Le poulet nappé de sa sauce arachides avait eu le temps de mijoter quelques heures, mais quelques heures seulement… il n’avait pas eu le temps nécessaire pour mariner dans sa sauce comme il convenait…
 
Le poulet aux arachides allait-il avoir la saveur qu’en attendait Maman ? L’important était que les invités aient quelque chose à se mettre sous la dent et que Maman ne s’aperçoive pas du drame évité in extremis !
En attendant : motus et bouche cousue ! Nous étions ma sœur et moi très inquiètes du résultat, et nous tremblions en passant à table !

Poulet aux arachides et gnamagnamas


Les invités se régalèrent, félicitèrent Maman pour cette recette originale et délicieuse, et même en redemandèrent.
Après le départ des invités, Maman se tourna vers Papa, plutôt contente d’elle :

— Pas mauvais mon poulet aux arachides, hein ? Je le fais de mieux en mieux, je trouve ! La seule chose, c’est que tout ça manquait un peu de sel…moi qui croyais avoir trop forcé sur la dose…

— Tu es une cuisinière émérite, ma chérie, mais tout le monde le sait déjà ! Il n’y a que toi pour réussir un poulet aux arachides aussi savoureux. C’était succulent comme d’habitude !

Ma sœur et moi avons pouffé de rire en nous enfuyant prestement dans nos chambres.

Nous avions encore une fois échappé à la sentence maternelle, aux punitions et fessées que nous n’aurions pas manqué de recevoir si Maman avait découvert le pot aux roses.
Tout cela aurait pu tourner vinaigre si nos boys chéris n’avaient pas réparé les dégâts des petits diables que nous étions afin de nous protéger de la fureur maternelle.
Depuis, à chaque fois que Maman se mettait aux fourneaux pour cuisiner son fameux poulet aux arachides, nous ne manquions pas ma sœur et moi, d’un air malicieux, de lui rappeler de rajouter du sel, beaucoup de sel.

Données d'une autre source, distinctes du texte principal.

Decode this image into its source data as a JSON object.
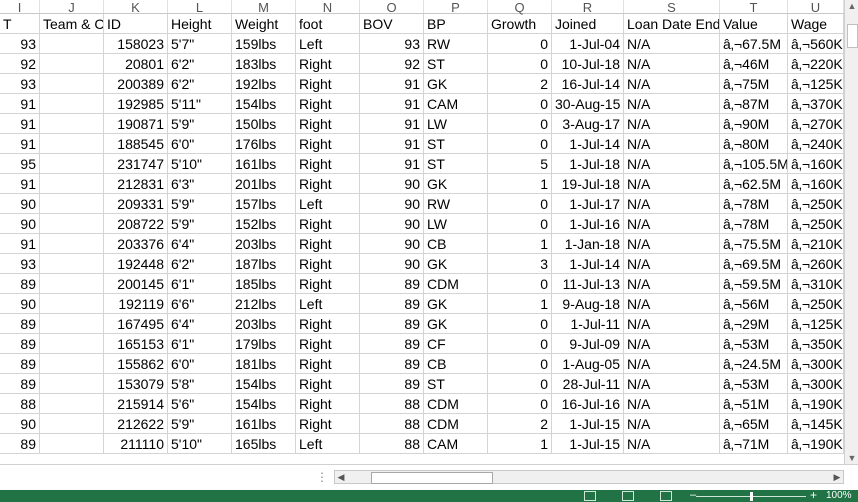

Rentrés définitivement en France depuis longtemps, nous mangeons encore aujourd’hui, lors des grandes réunions de famille, le poulet aux arachides que Maman assaisonne toujours à la perfection !
 Lorsque l’imposant plat arrive sur la table, c’est une immense bouffée de senteurs et de souvenirs qui nous monte au visage et au cœur.